Au-delà de ses caractéristiques techniques, la Panhard Dyna X se veut le reflet d’une philosophie : conjuguer qualité, économie et sagesse. Comme le souligne la communication de la marque, « la jeune Dyna qui fait parler d’elle […] donne la solution du difficile problème de la qualité, devenu de notre temps celui de l’économie et de la sagesse ».

Naissance d’un deux roues mythiques, le Vélosolex
Le Vélosolex, symbole de la mobilité populaire d’après-guerre, est né d’une idée simple mais ingénieuse : motoriser un vélo pour le rendre accessible à tous. Son histoire débute en 1941 avec la réalisation du premier prototype. Celui-ci était équipé d’un moteur de 38 cm³ fixé sur une partie cycle de vélo pour hommes. Déjà, l’esthétique commençait à se distinguer : la teinte noire était rehaussée de filets dorés, annonçant le soin apporté au design.
Les modèles définitifs, qui apparaîtront quelques années plus tard, adopteront un cadre légèrement différent.
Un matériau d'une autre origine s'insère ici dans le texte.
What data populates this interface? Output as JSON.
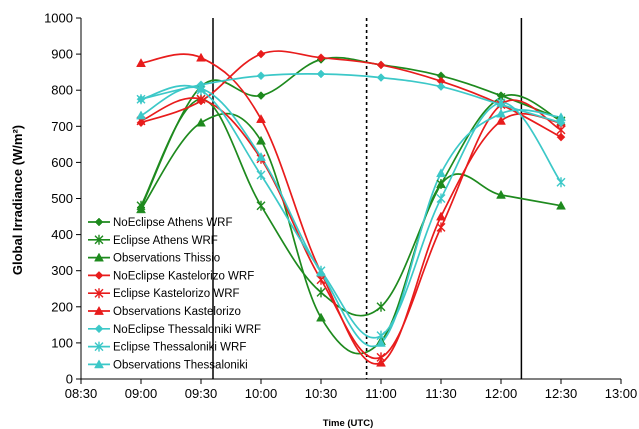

La partie cycle se caractérise par un tube unique en col de cygne, ouvert, facilitant l’accès et renforçant la légèreté de l’ensemble. Le Vélosolex est officiellement commercialisé à partir de 1946. Il reçoit alors un moteur de 45 cm³ capable de développer 0,4 ch à 2000 tours par minute. Ce petit moteur suffit à transformer un simple vélo en un véritable moyen de locomotion motorisé, pratique et économique. Les premiers modèles sont également équipés d’un porte-bagages en fil de fer soudé et d’une boîte à outils située sur la partie avant, signe de l’attention portée à la fonctionnalité.
L’évolution technique est rapide. En 1947, les bras de la fourche arrière sont modifiés : ils deviennent boulonnés plutôt que soudés, ce qui facilite l’entretien et la robustesse du vélo motorisé. Deux ans plus tard, en 1949, la boîte à outils est repositionnée derrière le porte-bagages, améliorant ainsi l’ergonomie et l’esthétique de l’ensemble. Quant au prix, il connaît une légère inflation : le Vélosolex est proposé à 13 600 francs en 1946 et atteint 19 418 francs en 1949.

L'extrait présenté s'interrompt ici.